この付近は良く通っているはずなのに、こんな公園があったとは知らなかった。
『お前、この辺詳しいな。家この近くなのか?』
白石は尋ねた。
『あ、はい。もうほんとすぐそこですよ。あれ?先輩の家ってどこでしたっけ?確かすごい遠いんじゃ…』
『実家はな。今は学校の近くで一人暮らし』
黒田はいいなぁ〜!と呟く。
『一人暮らしって最高ですよね。実家だと毎日親にうるさく言われたりしてほんと嫌になりますよ』
『いや、実際結構めんどくさいぞ。
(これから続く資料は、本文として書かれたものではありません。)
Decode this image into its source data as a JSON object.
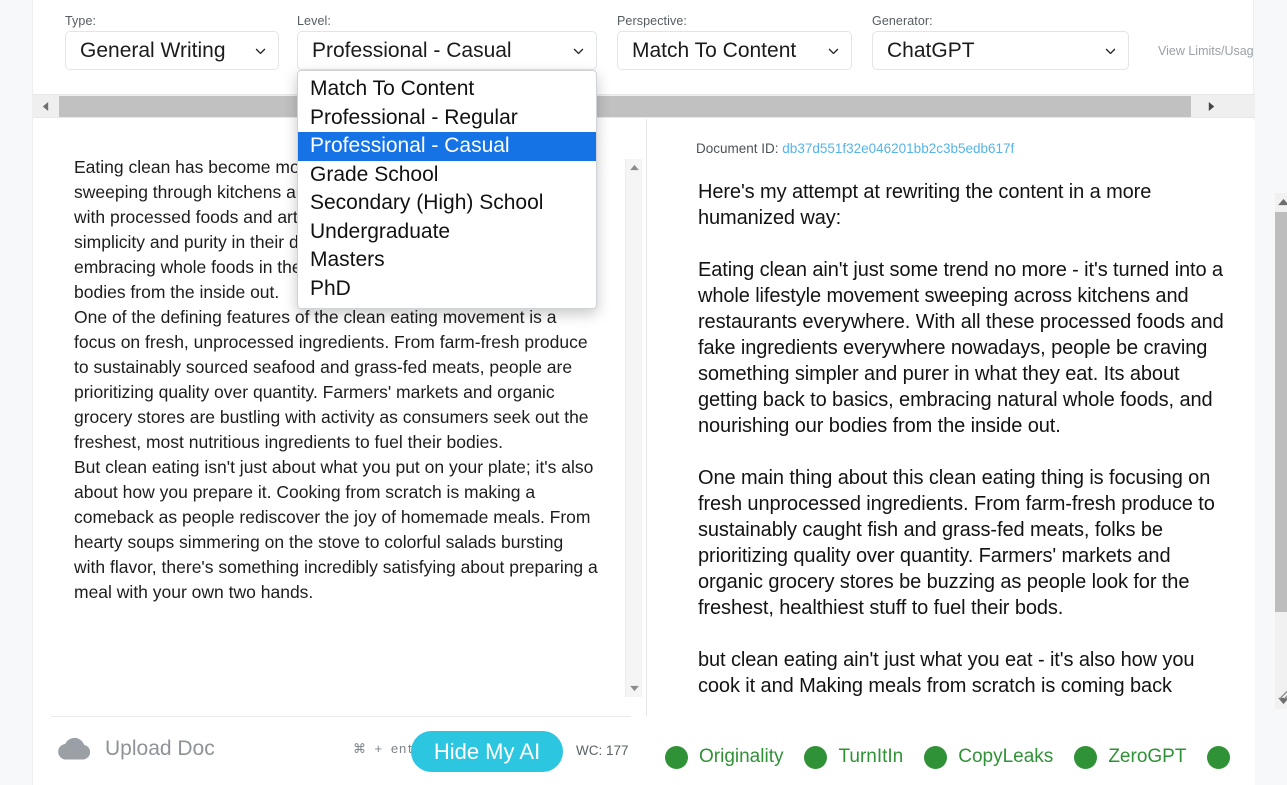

確かに自由だけど、何もかも自分でやらないといけないしな』
そう言うと黒田は、確かにそうですよねと納得したように呟いた。
『そういや先輩って、ご飯とかどうしてるんですか?』
黒田は尋ねた。
正直それは聞かれたくない質問だった。
料理の苦手な白石は昼は学食かパン、夜はスーパーの惣菜で済ます事が多かった。
『まぁ…適当かな…』
お茶を濁すように答えると、あー!絶対自炊してないでしょ!と言われ、本当にその通りだったので何も言えなくなった。
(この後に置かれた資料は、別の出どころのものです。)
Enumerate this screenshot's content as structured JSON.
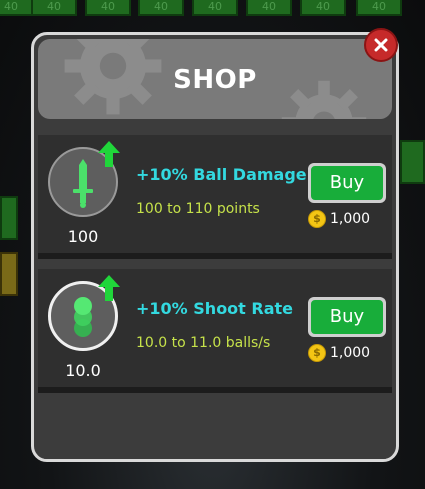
{
  "background": {
    "brick_labels": [
      "40",
      "40",
      "40",
      "40",
      "40",
      "40",
      "40",
      "40"
    ]
  },
  "shop": {
    "title": "SHOP",
    "close_icon": "close-icon",
    "items": [
      {
        "name": "+10% Ball Damage",
        "description": "100  to  110  points",
        "level": "100",
        "buy_label": "Buy",
        "price": "1,000",
        "icon": "sword-icon"
      },
      {
        "name": "+10% Shoot Rate",
        "description": "10.0  to  11.0  balls/s",
        "level": "10.0",
        "buy_label": "Buy",
        "price": "1,000",
        "icon": "balls-stack-icon"
      }
    ]
  },
  "colors": {
    "accent_name": "#33d9e0",
    "accent_desc": "#c6e24a",
    "buy_green": "#18ad3a",
    "close_red": "#c62a2a",
    "coin_gold": "#f3c514"
  }
}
『駄目ですよ、ちゃんとした物食べないと。先輩細いし、パン食べる所しか見たことないし、前から気になってたんですよね』
黒田はハァと溜息をついた。
頼りないと思っていた後輩にそんな心配をされていたとは。
黒田は自分が思っているより、ずっとしっかりしているのかもしれない。
感心していると、黒田がハッとした表情になって『すみません…』と頭を下げた。
白石は意味が分からず、思わず『えっ?』と聞き返した。
『俺、いつも余計な事言っちゃうんですよね…。今日の放課後もそれで先輩に嫌な思いさせちゃったし、ほんとすみません』
黒田は深々と頭を下げる。
自分がお節介な事を言ってしまったと思ったらしい。
白石は慌てて言った。
『いや、お前が心配してくれてるのはすごく分かるし、素直に嬉しいよ。今日の事も、あれは俺が悪かったから。俺の方こそごめん』
白石が頭を下げると黒田は驚いたように、こちらを見た。
『…前好きだった奴、中学の同級生だったんだけど、そいつに恋人が出来てさ』
白石はぽつりと呟いた。
『そんな覚悟出来てるつもりだったけど、いざその時になると無理だった。結局、そいつといるのが辛くて無理やり進路変えてこんな遠い高校に通ってるわけ』
中学3年生の夏、白石は両親に土下座して進路を変えた。
親は突然の事に驚いていたが、白石が志望したのが県内でも三本の指に入る進学校だったため、あまり反対はされなかった。
『…告白はしなかったんですか?』
黒田は恐る恐る尋ねた。
『出来なかった。向こうはこっちの事、友達としか思ってなかったしな。軽蔑されるのが怖かった』
黒田は怒った顔をして、白石の肩を掴んだ。
『軽蔑なんて有り得ないですよ!どうしてそんな風に思うんですか?先輩は頭も良くて、しっかりしてて、男前で…何で先輩の事を軽蔑したりするんですか!?』
必死な表情の黒田を見ていたら、可笑しくなって思わずプッ、と笑ってしまった。
黒田は『何で笑うんですかー!』とプリプリ怒っている。
他人の事でこんな風に怒ったり悲しんだりできる黒田を本当に良い奴だと思った。
自分もこんな風に真っ直ぐなら良かったと心から思った。
公園の薄暗い光が、今まで何重にも鍵をかけていた心を、少しずつ開いていく気がした。
『…実はさ』
そこまで話すと、白石は口を止めた。
本当の自分を知ったら、黒田はどう思うだろうか。
あれ程知られるのが怖いと思っていたのに、ふとそう思った。
黒田には本当の事を言ってみたい、どんな顔をするか見てみたい。
白石は一呼吸置いて、口を開いた。